Nella certezza che sarò accompagnato dal lavoro dei miei fratelli, capace di trasformarsi in una presenza attiva, vigilante e positiva per tutti noi: nella prospettiva di un percorso che, pur se singolo e personale, può comunque divenire una luminosa orchestra.

Il risultato è che mi sto accingendo ad un percorso per cambiare qualcosa di me stesso, ancora con le idee un po' confuse. Partendo per le Indie forse finirò nelle Americhe, ma è questo il bello della vita, no?

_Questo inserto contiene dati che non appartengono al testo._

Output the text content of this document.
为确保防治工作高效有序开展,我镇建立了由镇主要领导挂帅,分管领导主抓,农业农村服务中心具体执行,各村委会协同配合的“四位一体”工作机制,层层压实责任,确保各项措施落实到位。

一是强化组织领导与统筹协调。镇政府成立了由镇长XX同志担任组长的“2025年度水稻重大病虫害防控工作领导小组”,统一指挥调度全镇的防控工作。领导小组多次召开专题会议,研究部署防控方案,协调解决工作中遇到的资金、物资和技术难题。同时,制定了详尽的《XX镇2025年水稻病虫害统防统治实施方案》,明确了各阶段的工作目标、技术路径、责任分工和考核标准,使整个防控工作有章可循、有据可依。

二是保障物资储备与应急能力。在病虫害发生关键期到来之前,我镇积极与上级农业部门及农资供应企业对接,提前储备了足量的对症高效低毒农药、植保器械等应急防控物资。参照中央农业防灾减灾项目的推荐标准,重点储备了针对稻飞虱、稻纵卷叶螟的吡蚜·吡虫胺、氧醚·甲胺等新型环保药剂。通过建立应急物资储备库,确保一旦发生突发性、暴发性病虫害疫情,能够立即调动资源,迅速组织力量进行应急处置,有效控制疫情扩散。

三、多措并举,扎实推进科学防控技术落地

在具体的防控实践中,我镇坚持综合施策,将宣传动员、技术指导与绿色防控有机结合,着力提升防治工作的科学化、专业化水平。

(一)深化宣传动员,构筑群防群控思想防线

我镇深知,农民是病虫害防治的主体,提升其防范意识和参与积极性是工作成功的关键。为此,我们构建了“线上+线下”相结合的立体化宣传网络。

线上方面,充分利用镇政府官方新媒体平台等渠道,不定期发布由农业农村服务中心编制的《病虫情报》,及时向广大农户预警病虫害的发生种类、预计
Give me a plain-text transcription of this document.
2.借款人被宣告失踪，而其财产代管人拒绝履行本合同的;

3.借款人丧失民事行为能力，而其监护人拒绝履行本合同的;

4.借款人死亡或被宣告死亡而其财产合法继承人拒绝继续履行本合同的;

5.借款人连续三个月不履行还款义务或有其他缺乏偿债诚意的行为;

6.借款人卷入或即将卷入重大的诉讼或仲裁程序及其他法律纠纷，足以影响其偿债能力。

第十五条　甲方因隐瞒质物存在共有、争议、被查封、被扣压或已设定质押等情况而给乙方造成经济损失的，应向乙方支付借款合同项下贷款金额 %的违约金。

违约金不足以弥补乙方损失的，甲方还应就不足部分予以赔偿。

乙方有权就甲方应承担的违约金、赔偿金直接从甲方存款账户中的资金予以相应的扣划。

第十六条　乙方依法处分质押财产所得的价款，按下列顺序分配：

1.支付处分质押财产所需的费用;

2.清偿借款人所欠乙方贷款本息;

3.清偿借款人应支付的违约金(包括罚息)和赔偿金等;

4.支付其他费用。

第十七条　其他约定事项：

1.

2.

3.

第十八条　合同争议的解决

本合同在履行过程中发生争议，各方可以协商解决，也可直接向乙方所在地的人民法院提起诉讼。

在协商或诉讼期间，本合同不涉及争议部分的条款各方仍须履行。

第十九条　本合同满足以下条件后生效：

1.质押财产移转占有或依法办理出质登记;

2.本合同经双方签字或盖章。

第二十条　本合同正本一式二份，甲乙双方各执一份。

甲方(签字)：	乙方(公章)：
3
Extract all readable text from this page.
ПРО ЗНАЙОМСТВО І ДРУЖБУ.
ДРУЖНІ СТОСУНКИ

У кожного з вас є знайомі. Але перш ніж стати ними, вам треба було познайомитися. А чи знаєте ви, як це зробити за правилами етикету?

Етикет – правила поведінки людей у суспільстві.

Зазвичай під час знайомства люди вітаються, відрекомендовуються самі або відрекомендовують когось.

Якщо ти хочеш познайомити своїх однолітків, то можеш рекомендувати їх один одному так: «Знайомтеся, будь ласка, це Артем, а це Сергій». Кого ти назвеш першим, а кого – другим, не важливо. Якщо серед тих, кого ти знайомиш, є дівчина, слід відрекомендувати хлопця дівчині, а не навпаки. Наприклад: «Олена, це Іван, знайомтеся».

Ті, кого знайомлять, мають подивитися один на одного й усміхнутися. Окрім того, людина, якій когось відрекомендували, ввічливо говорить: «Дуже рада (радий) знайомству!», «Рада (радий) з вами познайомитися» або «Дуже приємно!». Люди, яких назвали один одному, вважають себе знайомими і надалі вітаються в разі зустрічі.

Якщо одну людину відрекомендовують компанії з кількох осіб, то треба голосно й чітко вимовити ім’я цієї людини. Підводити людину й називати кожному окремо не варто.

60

Un ultimo pensiero mi attraversa la mente: cosa è un uomo illuminato? Un “sanctus”, cioè un uomo che ha sancito un patto con l'Uno? Un anticipatore? Un dissotterratore del passato? Una nuova specie?

“Sia benedetto Iddio che donò all'uomo un tale potere affinché imitando la natura questi possa commutare le specie naturali, ciò che la Natura lenta realizza con tempi assai lunghi”: così recita uno sconvolgente S. Tommaso, nel suo Trattato sull'alchimia. Saltando ogni altra riflessione, da Darwin agli OGM o all'ingegneria genetica, mi domando se tale potere riguardi anche il “commutare” ( cum – mutare ) noi stessi.

Proprio riunendo la chiave spezzata.